Another unique feature is the company’s philosophy of stocking high running parts. “I like to have 2 weeks of my customer’s steady runners,” Gary detailed. “It’s not the JIT philosophy of today, but it works for me and my customers love it.”
Gary was also quick to credit his highly talented staff for making it all possible. “We have some great people here. A lot of them go on to bigger and better jobs, but our average employee has been here about 15 years.” Many key employees were serendipitous encounters Gary and Glenda have made along the way. They often met people at a crossroads in their career. “I’ve told them, ‘come and hang your hat here while you are looking,’ and they have just stayed.” The tone is upbeat and everyone seems to genuinely enjoy being there. “If you can’t joke around, and have fun, this just isn’t the place for you,” he happily advised.
Just as Gary was quick to credit his employees, he was also eager to praise his outside sales reps as an asset that sets the company apart. “I thoroughly believe in dealing with reps. I was a rep myself and I know they are in there on a weekly basis, and they understand the people, players, and know when the dynamics change.” He has resisted any outside advice to change the marketing structure. “They have built the relationships over the years that I just can build over the phone or with the internet, and they just do a great job.”
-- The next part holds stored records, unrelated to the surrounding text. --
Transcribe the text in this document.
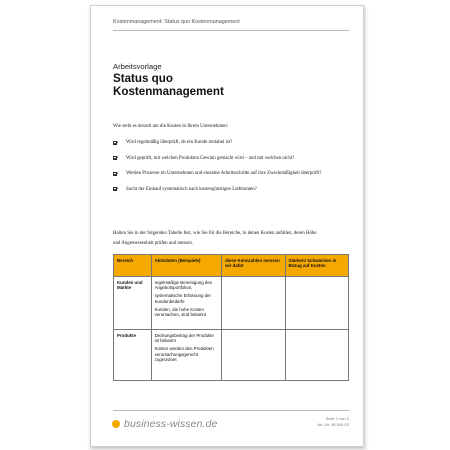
Kostenmanagement: Status quo Kostenmanagement
Arbeitsvorlage
Status quo
Kostenmanagement
Wie steht es derzeit um die Kosten in Ihrem Unternehmen:
Wird regelmäßig überprüft, ob ein Kunde rentabel ist?
Wird geprüft, mit welchen Produkten Gewinn gemacht wird – und mit welchen nicht?
Werden Prozesse im Unternehmen und einzelne Arbeitsschritte auf ihre Zweckmäßigkeit überprüft?
Sucht der Einkauf systematisch nach kostengünstigen Lieferanten?
Halten Sie in der folgenden Tabelle fest, wie Sie für die Bereiche, in denen Kosten anfallen, deren Höhe und Angemessenheit prüfen und messen.
Bereich	Aktivitäten (Beispiele)	diese Kennzahlen messen wir dafür	Stärken/ Schwächen in Bezug auf Kosten
Kunden und Märkte	regelmäßige Bereinigung des Angebotsportfolios;

systematische Erfassung der Kundenbedarfe

Kunden, die hohe Kosten verursachen, sind bekannt		

Produkte	Deckungsbeitrag der Produkte ist bekannt

Kosten werden den Produkten verursachungsgerecht zugeordnet		

business-wissen.de	Seite 1 von 2
Art.-Nr. 98.044.02
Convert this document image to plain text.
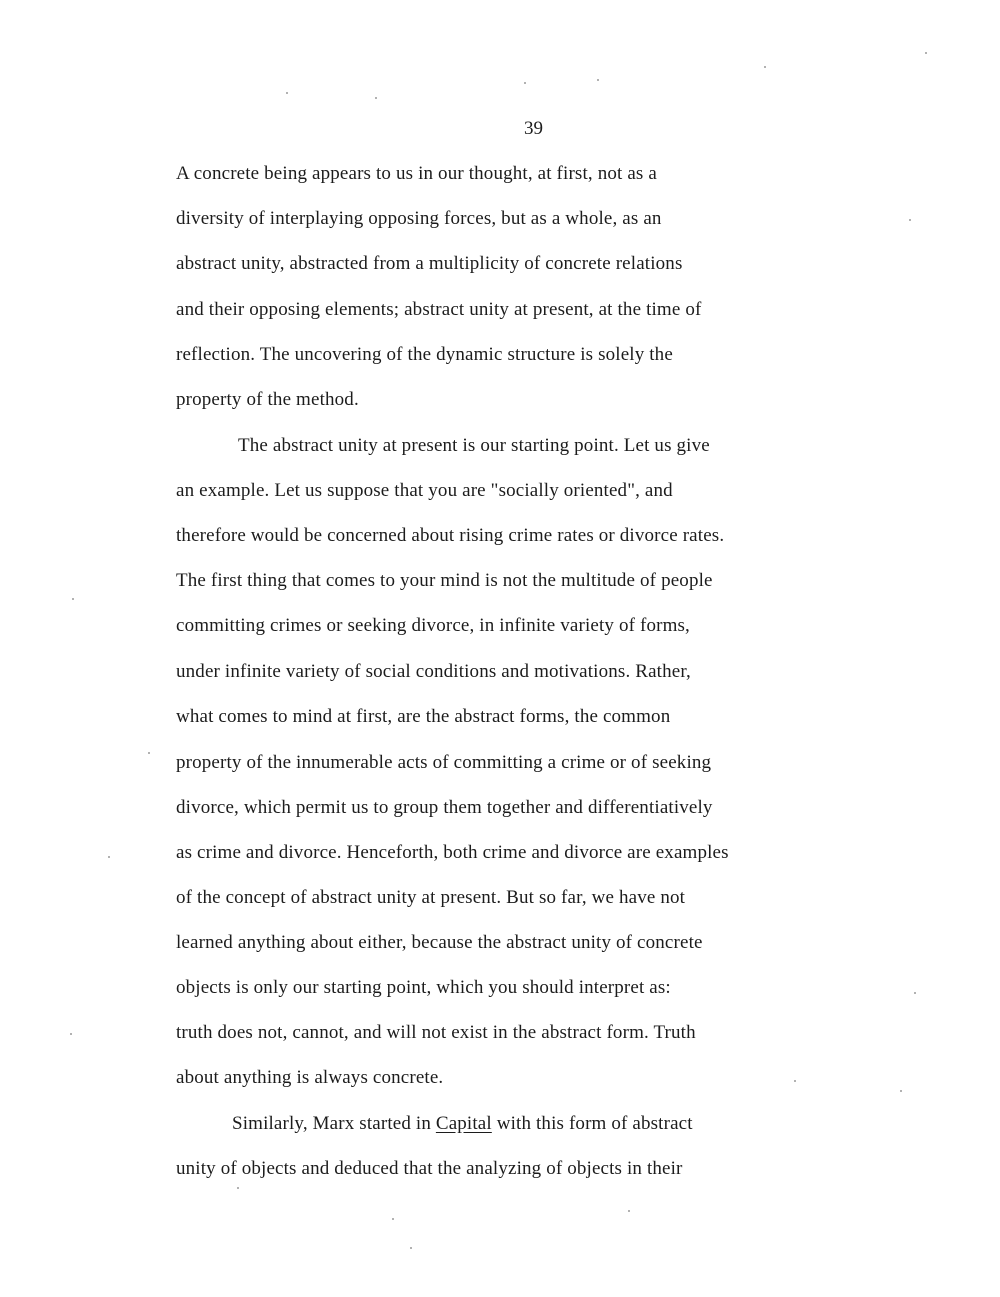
39
A concrete being appears to us in our thought, at first, not as a
diversity of interplaying opposing forces, but as a whole, as an
abstract unity, abstracted from a multiplicity of concrete relations
and their opposing elements; abstract unity at present, at the time of
reflection. The uncovering of the dynamic structure is solely the
property of the method.
The abstract unity at present is our starting point. Let us give
an example. Let us suppose that you are "socially oriented", and
therefore would be concerned about rising crime rates or divorce rates.
The first thing that comes to your mind is not the multitude of people
committing crimes or seeking divorce, in infinite variety of forms,
under infinite variety of social conditions and motivations. Rather,
what comes to mind at first, are the abstract forms, the common
property of the innumerable acts of committing a crime or of seeking
divorce, which permit us to group them together and differentiatively
as crime and divorce. Henceforth, both crime and divorce are examples
of the concept of abstract unity at present. But so far, we have not
learned anything about either, because the abstract unity of concrete
objects is only our starting point, which you should interpret as:
truth does not, cannot, and will not exist in the abstract form. Truth
about anything is always concrete.
Similarly, Marx started in Capital with this form of abstract
unity of objects and deduced that the analyzing of objects in their
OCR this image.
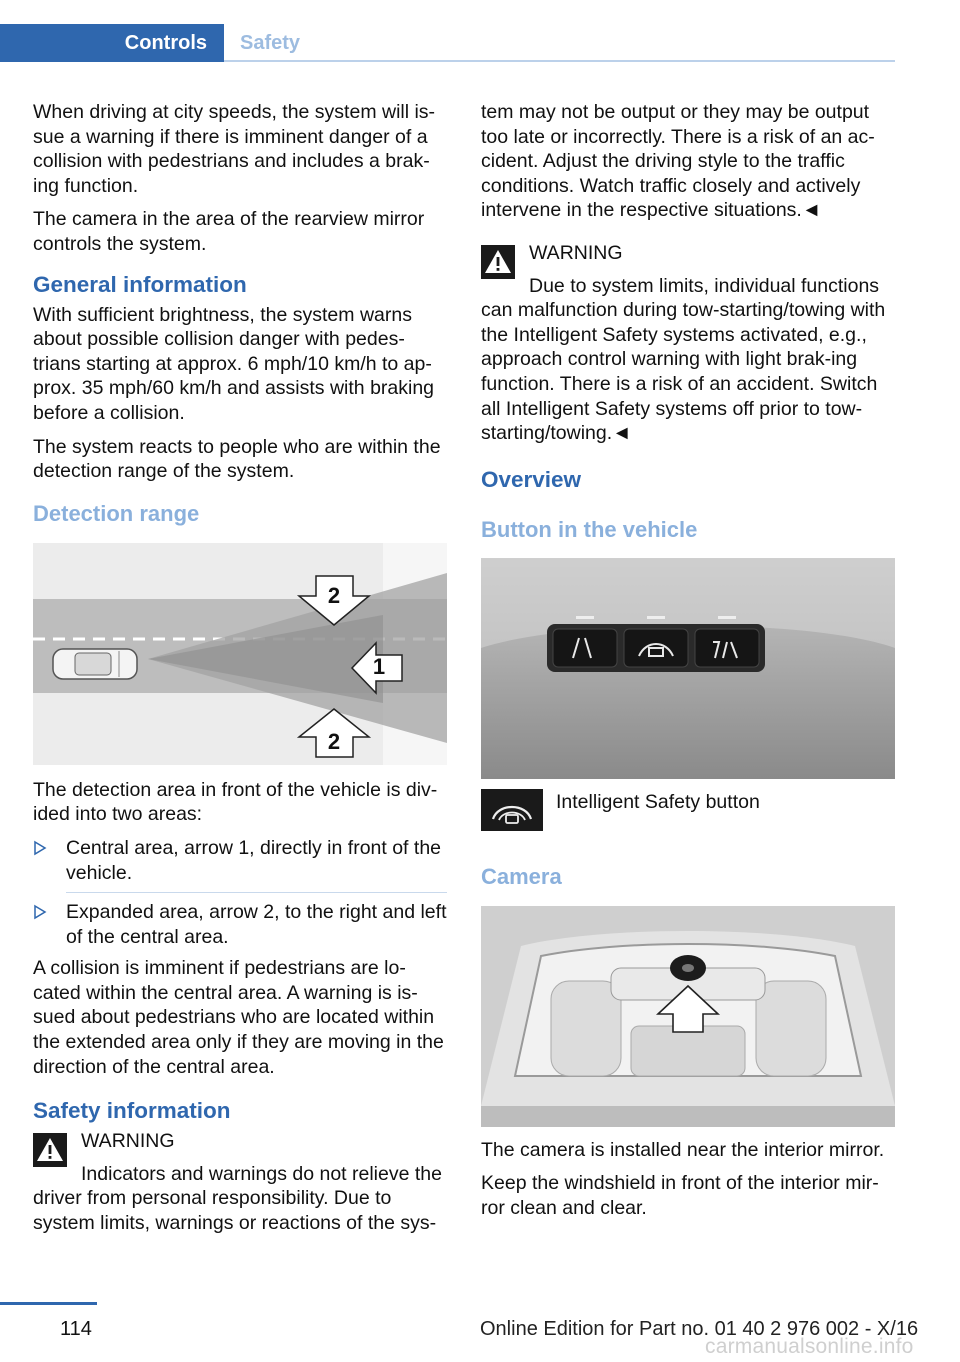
Controls	Safety

When driving at city speeds, the system will is-sue a warning if there is imminent danger of a collision with pedestrians and includes a brak-ing function.

The camera in the area of the rearview mirror controls the system.

General information

With sufficient brightness, the system warns about possible collision danger with pedes-trians starting at approx. 6 mph/10 km/h to ap-prox. 35 mph/60 km/h and assists with braking before a collision.

The system reacts to people who are within the detection range of the system.

Detection range
2
1
2

The detection area in front of the vehicle is div-ided into two areas:

Central area, arrow 1, directly in front of the vehicle.
Expanded area, arrow 2, to the right and left of the central area.

A collision is imminent if pedestrians are lo-cated within the central area. A warning is is-sued about pedestrians who are located within the extended area only if they are moving in the direction of the central area.

Safety information
WARNING
Indicators and warnings do not relieve the driver from personal responsibility. Due to system limits, warnings or reactions of the sys-

tem may not be output or they may be output too late or incorrectly. There is a risk of an ac-cident. Adjust the driving style to the traffic conditions. Watch traffic closely and actively intervene in the respective situations.◄

WARNING
Due to system limits, individual functions can malfunction during tow-starting/towing with the Intelligent Safety systems activated, e.g., approach control warning with light brak-ing function. There is a risk of an accident. Switch all Intelligent Safety systems off prior to tow-starting/towing.◄
Overview
Button in the vehicle
Intelligent Safety button
Camera

The camera is installed near the interior mirror.

Keep the windshield in front of the interior mir-ror clean and clear.

114	Online Edition for Part no. 01 40 2 976 002 - X/16
carmanualsonline.info
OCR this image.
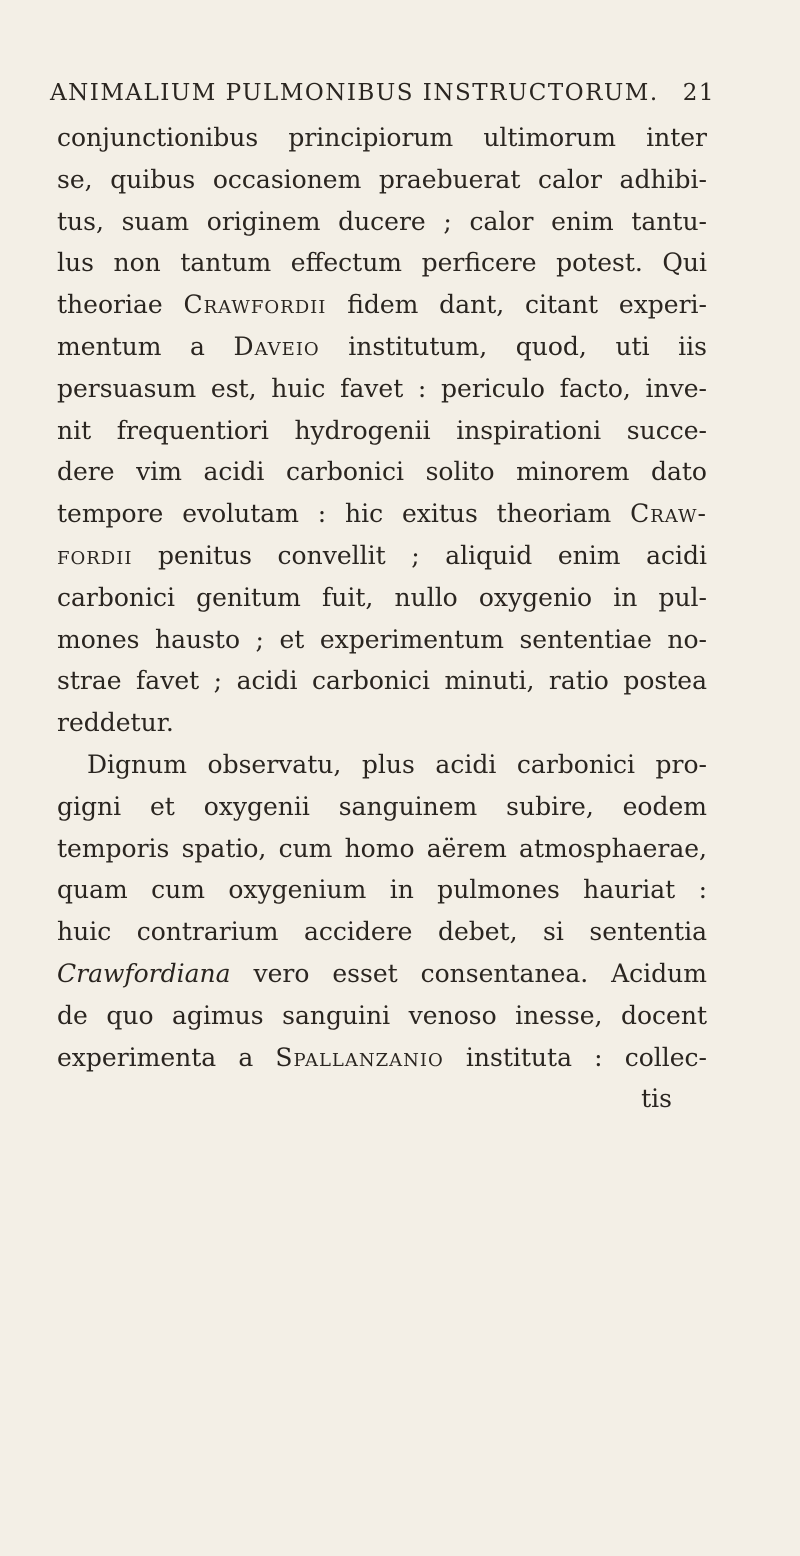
ANIMALIUM PULMONIBUS INSTRUCTORUM. 21
conjunctionibus principiorum ultimorum inter
se, quibus occasionem praebuerat calor adhibi-
tus, suam originem ducere ; calor enim tantu-
lus non tantum effectum perficere potest. Qui
theoriae Crawfordii fidem dant, citant experi-
mentum a Daveio institutum, quod, uti iis
persuasum est, huic favet : periculo facto, inve-
nit frequentiori hydrogenii inspirationi succe-
dere vim acidi carbonici solito minorem dato
tempore evolutam : hic exitus theoriam Craw-
fordii penitus convellit ; aliquid enim acidi
carbonici genitum fuit, nullo oxygenio in pul-
mones hausto ; et experimentum sententiae no-
strae favet ; acidi carbonici minuti, ratio postea
reddetur.
Dignum observatu, plus acidi carbonici pro-
gigni et oxygenii sanguinem subire, eodem
temporis spatio, cum homo aërem atmosphaerae,
quam cum oxygenium in pulmones hauriat :
huic contrarium accidere debet, si sententia
Crawfordiana vero esset consentanea. Acidum
de quo agimus sanguini venoso inesse, docent
experimenta a Spallanzanio instituta : collec-
tis
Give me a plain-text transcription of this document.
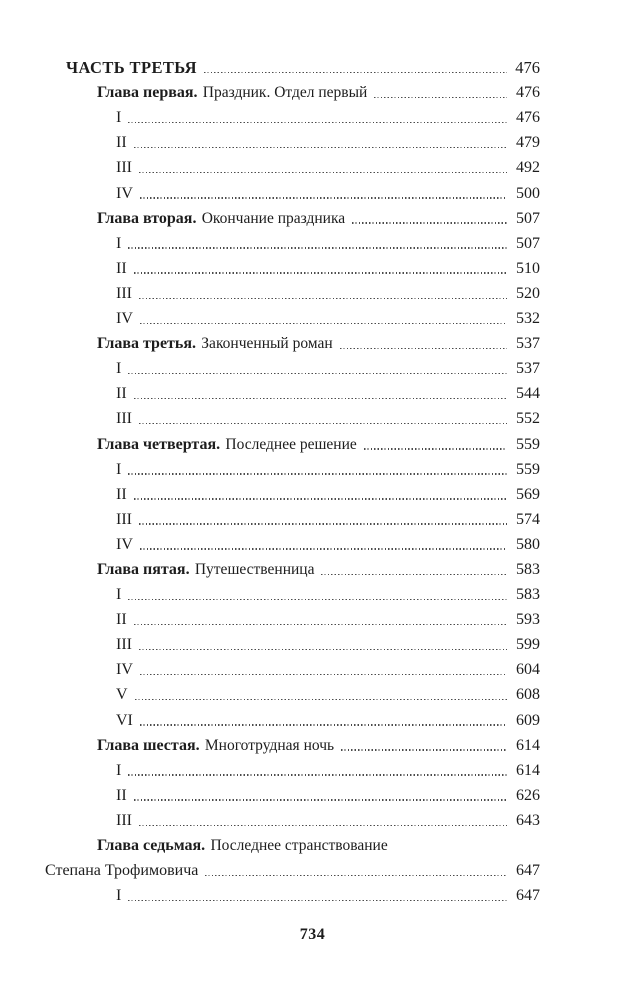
ЧАСТЬ ТРЕТЬЯ	476
Глава первая. Праздник. Отдел первый	476
I	476
II	479
III	492
IV	500
Глава вторая. Окончание праздника	507
I	507
II	510
III	520
IV	532
Глава третья. Законченный роман	537
I	537
II	544
III	552
Глава четвертая. Последнее решение	559
I	559
II	569
III	574
IV	580
Глава пятая. Путешественница	583
I	583
II	593
III	599
IV	604
V	608
VI	609
Глава шестая. Многотрудная ночь	614
I	614
II	626
III	643
Глава седьмая. Последнее странствование
Степана Трофимовича	647
I	647
734
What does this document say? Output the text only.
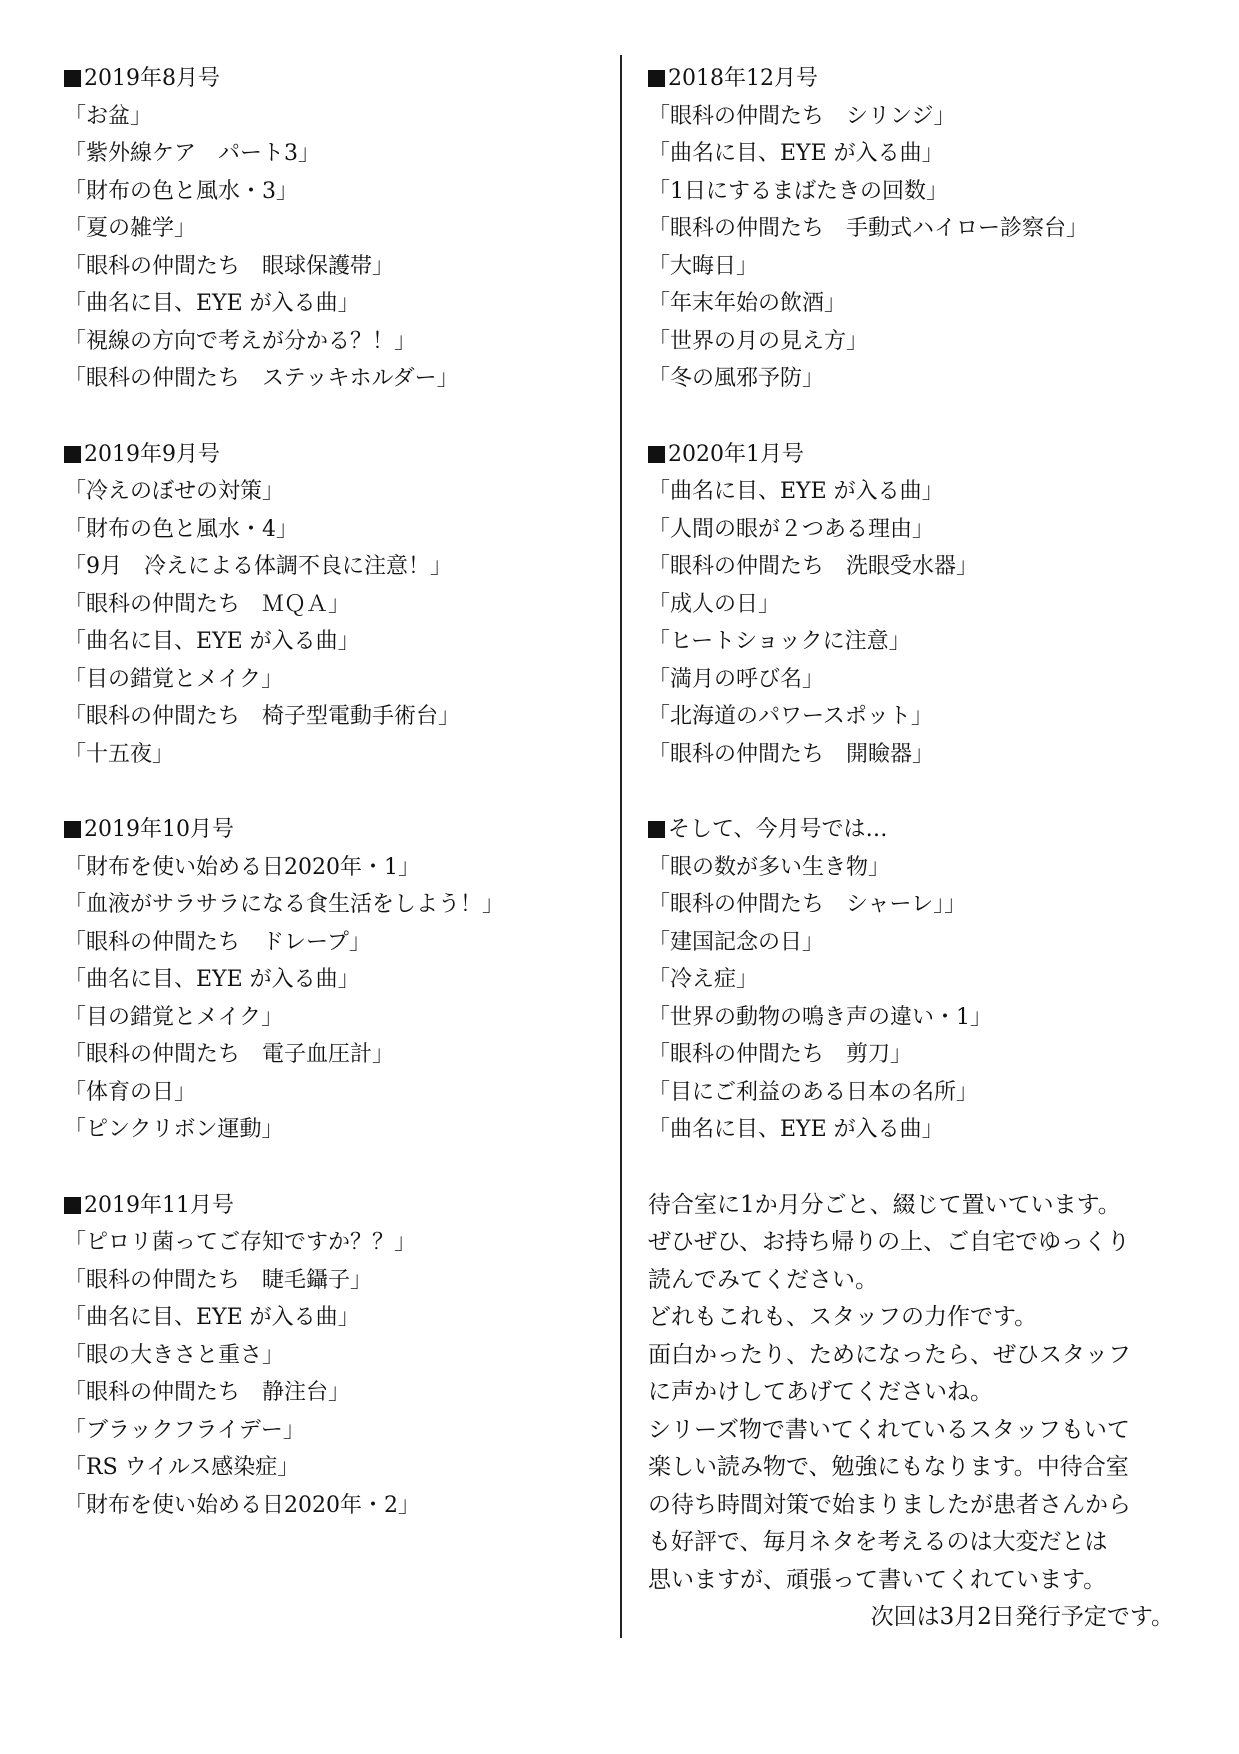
2019年8月号
「お盆」
「紫外線ケア　パート3」
「財布の色と風水・3」
「夏の雑学」
「眼科の仲間たち　眼球保護帯」
「曲名に目、EYE が入る曲」
「視線の方向で考えが分かる？！」
「眼科の仲間たち　ステッキホルダー」
2019年9月号
「冷えのぼせの対策」
「財布の色と風水・4」
「9月　冷えによる体調不良に注意！」
「眼科の仲間たち　ＭＱＡ」
「曲名に目、EYE が入る曲」
「目の錯覚とメイク」
「眼科の仲間たち　椅子型電動手術台」
「十五夜」
2019年10月号
「財布を使い始める日2020年・1」
「血液がサラサラになる食生活をしよう！」
「眼科の仲間たち　ドレープ」
「曲名に目、EYE が入る曲」
「目の錯覚とメイク」
「眼科の仲間たち　電子血圧計」
「体育の日」
「ピンクリボン運動」
2019年11月号
「ピロリ菌ってご存知ですか？？」
「眼科の仲間たち　睫毛鑷子」
「曲名に目、EYE が入る曲」
「眼の大きさと重さ」
「眼科の仲間たち　静注台」
「ブラックフライデー」
「RS ウイルス感染症」
「財布を使い始める日2020年・2」
2018年12月号
「眼科の仲間たち　シリンジ」
「曲名に目、EYE が入る曲」
「1日にするまばたきの回数」
「眼科の仲間たち　手動式ハイロー診察台」
「大晦日」
「年末年始の飲酒」
「世界の月の見え方」
「冬の風邪予防」
2020年1月号
「曲名に目、EYE が入る曲」
「人間の眼が２つある理由」
「眼科の仲間たち　洗眼受水器」
「成人の日」
「ヒートショックに注意」
「満月の呼び名」
「北海道のパワースポット」
「眼科の仲間たち　開瞼器」
そして、今月号では…
「眼の数が多い生き物」
「眼科の仲間たち　シャーレ」」
「建国記念の日」
「冷え症」
「世界の動物の鳴き声の違い・1」
「眼科の仲間たち　剪刀」
「目にご利益のある日本の名所」
「曲名に目、EYE が入る曲」
待合室に1か月分ごと、綴じて置いています。
ぜひぜひ、お持ち帰りの上、ご自宅でゆっくり
読んでみてください。
どれもこれも、スタッフの力作です。
面白かったり、ためになったら、ぜひスタッフ
に声かけしてあげてくださいね。
シリーズ物で書いてくれているスタッフもいて
楽しい読み物で、勉強にもなります。中待合室
の待ち時間対策で始まりましたが患者さんから
も好評で、毎月ネタを考えるのは大変だとは
思いますが、頑張って書いてくれています。
次回は3月2日発行予定です。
When asked about the future, Gary advised that they are accepting no new business at this time. “We did $2.6 in sales last year and I’ve got about three times that currently in backlog.” His dad always told him to beware of going out of business by growing too fast. “I just turned down about $1M in new business, and I told them it wouldn’t be right for me to take the business and fail at their work, along with the work for my current customers.” He appreciates the backlog as a blessing, but also a burden they have to solve as they build staff for a second shift.
Gary is very thankful for the successes of the business over the years and thinks often about it’s unlikely beginning. “This business was an accident – I mean, I went to a garage sale! And I just think that for many people who end up in business for themselves, it’s an accident by the grace of God.”